Live and Let Die was adapted as a daily comic strip which was published in The Daily Express and syndicated around the world. The adaptation ran from 15 December 1958 to 28 March 1959. The adaptation was written by Henry Gammidge and illustrated by John McLusky, whose drawings of Bond had a resemblance to Sean Connery, the actor who portrayed Bond in Dr. No three years later.

Before Live and Let Die had been published, the producer Alexander Korda had read a proof copy of the novel. He thought it was the most exciting story he had read for years, but was unsure whether it was suitable for a film. Nevertheless, he wanted to show the story to the directors David Lean and Carol Reed for their impressions, although nothing came of Korda's initial interest. In 1955, following the television broadcast of an adaptation of Fleming's earlier novel, Casino Royale, Warner Bros. expressed an interest in Live and Let Die, and offered $500 for an option, against $5,000 if the film was made. Fleming thought the terms insufficient and turned them down.

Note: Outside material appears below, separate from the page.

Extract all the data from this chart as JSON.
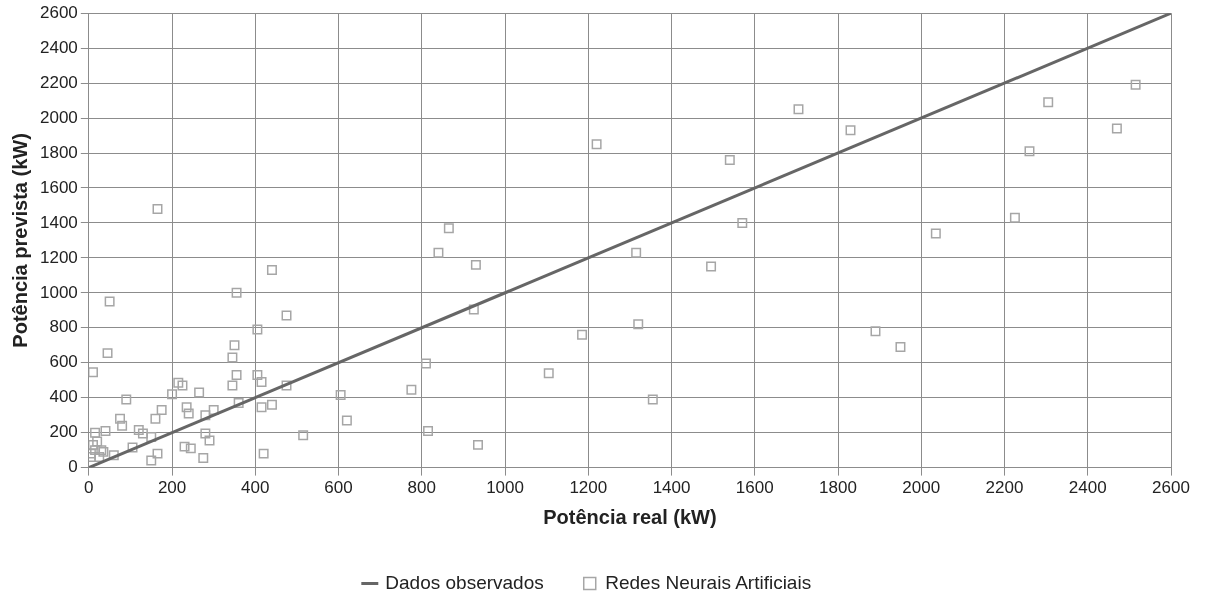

Live and Let Die, a film based loosely on the novel, was released in 1973; it starred Roger Moore as Bond, and played on the cycle of blaxploitation films produced at the time. The film was directed by Guy Hamilton, produced by Albert R. Broccoli and Harry Saltzman, and is the eighth in the Eon Productions Bond series. Some scenes from the novel were depicted in later Bond films: Bond and Solitaire being dragged behind Mr Big's boat was used in For Your Eyes Only; Felix Leiter was fed to a shark in Licence to Kill, which also adapts Live and Let Dies shoot-out in the warehouse.